In Uganda, children with special needs and their families
are often ostracized by society because of the belief that the disabilities are
due to demon possession or witchcraft. They also frequently experience neglect
and deprivation. AIM’s desire is for the
special needs ministry to provide care for this community’s physical, mental,
emotional and spiritual needs as well as for their families and caregivers. My hope is that I will be used by God to
carry out His vision for Uganda’s special needs community.

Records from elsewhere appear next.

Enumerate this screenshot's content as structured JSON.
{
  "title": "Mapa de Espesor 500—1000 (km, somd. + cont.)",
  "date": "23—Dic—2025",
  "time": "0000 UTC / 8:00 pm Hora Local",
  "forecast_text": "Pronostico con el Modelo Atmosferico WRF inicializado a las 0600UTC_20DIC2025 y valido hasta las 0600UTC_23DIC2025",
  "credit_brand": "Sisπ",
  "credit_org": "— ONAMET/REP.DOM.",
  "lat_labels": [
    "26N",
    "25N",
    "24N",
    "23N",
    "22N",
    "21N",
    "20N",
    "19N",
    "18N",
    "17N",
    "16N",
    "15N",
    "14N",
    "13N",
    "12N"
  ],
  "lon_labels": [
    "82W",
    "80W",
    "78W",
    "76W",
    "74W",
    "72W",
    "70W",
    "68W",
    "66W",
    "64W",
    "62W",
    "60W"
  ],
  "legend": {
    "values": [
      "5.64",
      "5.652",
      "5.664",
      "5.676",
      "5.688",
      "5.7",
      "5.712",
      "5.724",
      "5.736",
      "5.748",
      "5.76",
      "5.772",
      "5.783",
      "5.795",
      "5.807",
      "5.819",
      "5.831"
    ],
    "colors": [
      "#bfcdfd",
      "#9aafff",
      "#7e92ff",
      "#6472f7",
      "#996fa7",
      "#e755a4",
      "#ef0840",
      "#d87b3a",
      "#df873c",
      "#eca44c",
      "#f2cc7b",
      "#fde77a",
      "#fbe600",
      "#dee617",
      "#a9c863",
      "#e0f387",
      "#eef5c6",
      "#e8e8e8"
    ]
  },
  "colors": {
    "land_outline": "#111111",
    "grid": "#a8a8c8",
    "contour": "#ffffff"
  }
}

Not only do I want to be used by God, I want to be
continually changed by Him through this step in my life. I am looking forward
to learning more from a new culture and people; to learn more about God’s heart
for His world, and to grow in my relationship with Jesus. I hope to be
challenged in my faith and for God to speak to me as I consider full-time
missions in the future.
God is certainly moving in my life and as I am looking to
Him for guidance, I am also inviting you to become a part of this ministry by
supporting me. I will have barriers
between language and culture, and I will face many challenges. Please keep me
in your prayers as I cannot do this alone. Please pray for understanding as I
work with teachers and students, smooth travel, and for all that is required of
me before I leave the country.
If you would like to
receive e-mail updates for prayer this fall, please indicate that on the
included form and return it to me and I will add you to the list! I would also
ask that you prayerfully consider being a part of my financial support for this
trip. The cost is $15,895 which covers travel,
living expenses, as well as contributions towards outreach supplies. I cannot leave until the amount is raised.
All donations are tax deductible; and all checks should be made out to Africa Inland Mission. Please do not place my name anywhere on the check -
instead use the included form. All checks should be sent directly to me, so
that I may record them and then pass them on to AIM. You can also give online
at http://www.aimint.org/usa/;
just type in Barnett, Melissa. I am
looking forward to hearing from you!